## Physics for Scientists and Engineers: A Strategic Approach with Modern Physics (4th Edition)

(a) $v_2 = 1.0~m/s$ $v_3 = 16~m/s$ (b) The volume flow rate is 0.314 L/s
(a) The volume flow rate is constant throughout the pipe. The volume flow rate is the speed of the liquid times the cross-sectional area of the pipe.

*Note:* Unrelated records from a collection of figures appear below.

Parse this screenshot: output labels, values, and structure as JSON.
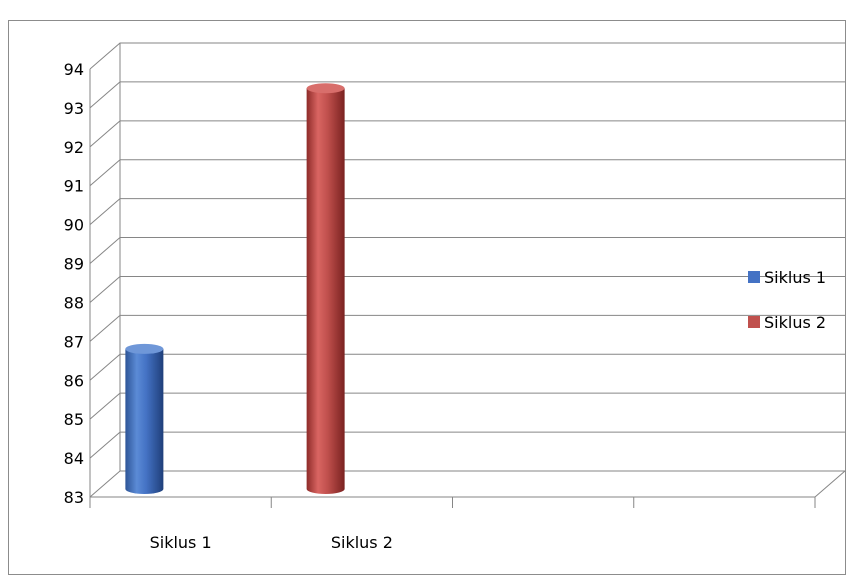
{
  "chart_data": {
    "type": "bar",
    "style": "3d-cylinder",
    "title": "",
    "xlabel": "",
    "ylabel": "",
    "categories": [
      "Siklus 1",
      "Siklus 2",
      "",
      ""
    ],
    "series": [
      {
        "name": "Siklus 1",
        "color": "#4472C4",
        "values": [
          86.6,
          null,
          null,
          null
        ]
      },
      {
        "name": "Siklus 2",
        "color": "#C0504D",
        "values": [
          null,
          93.3,
          null,
          null
        ]
      }
    ],
    "ylim": [
      83,
      94
    ],
    "yticks": [
      83,
      84,
      85,
      86,
      87,
      88,
      89,
      90,
      91,
      92,
      93,
      94
    ],
    "grid": true,
    "legend_position": "right"
  }
}
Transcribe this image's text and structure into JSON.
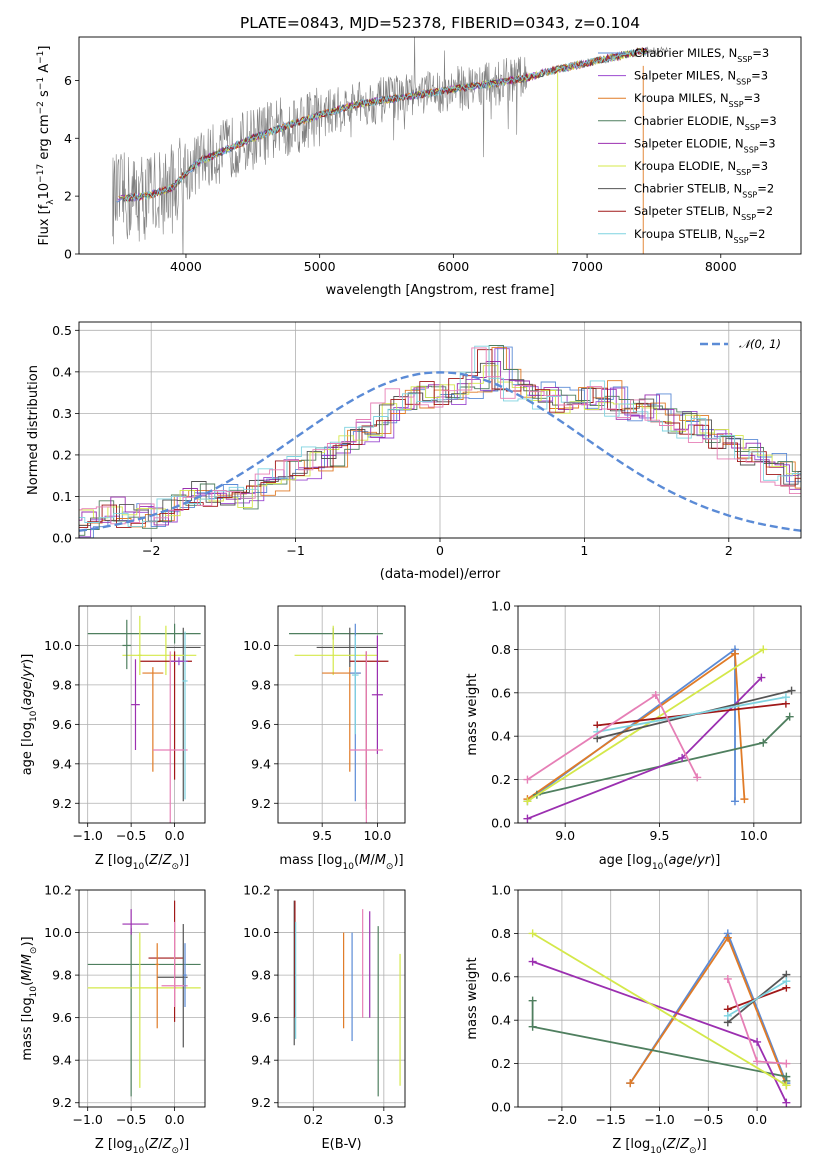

We can find the speed $v_2$ in the second segment. $v_2~A_2 = v_1~A_1$ $v_2~\pi~r_2^2 = v_1~\pi~r_1^2$ $v_2 = \frac{v_1~r_1^2}{r_2^2}$ $v_2 = \frac{(4.0~m/s)(0.0050~m)^2}{(0.010~m)^2}$ $v_2 = 1.0~m/s$ We can find the speed $v_3$ in the third segment. $v_3~A_3 = v_1~A_1$ $v_3~\pi~r_3^2 = v_1~\pi~r_1^2$ $v_3 = \frac{v_1~r_1^2}{r_3^2}$ $v_3 = \frac{(4.0~m/s)(0.0050~m)^2}{(0.0025~m)^2}$ $v_3 = 16~m/s$ (b) The volume flow rate is the speed of the liquid times the cross-sectional area of the pipe. $flow~rate = v_1~A_1$ $flow~rate = v_1~\pi~r_1^2$ $flow~rate = (4.0~m/s)(\pi)(0.0050~m)^2$ $flow~rate = 3.14\times 10^{-4}~m^3/s$ We can convert the volume flow rate to units of L/s. $flow~rate = (3.14\times 10^{-4}~m^3/s)(\frac{1000~L}{1~m^3})$ $flow~rate = 0.314~L/s$ The volume flow rate is 0.314 L/s.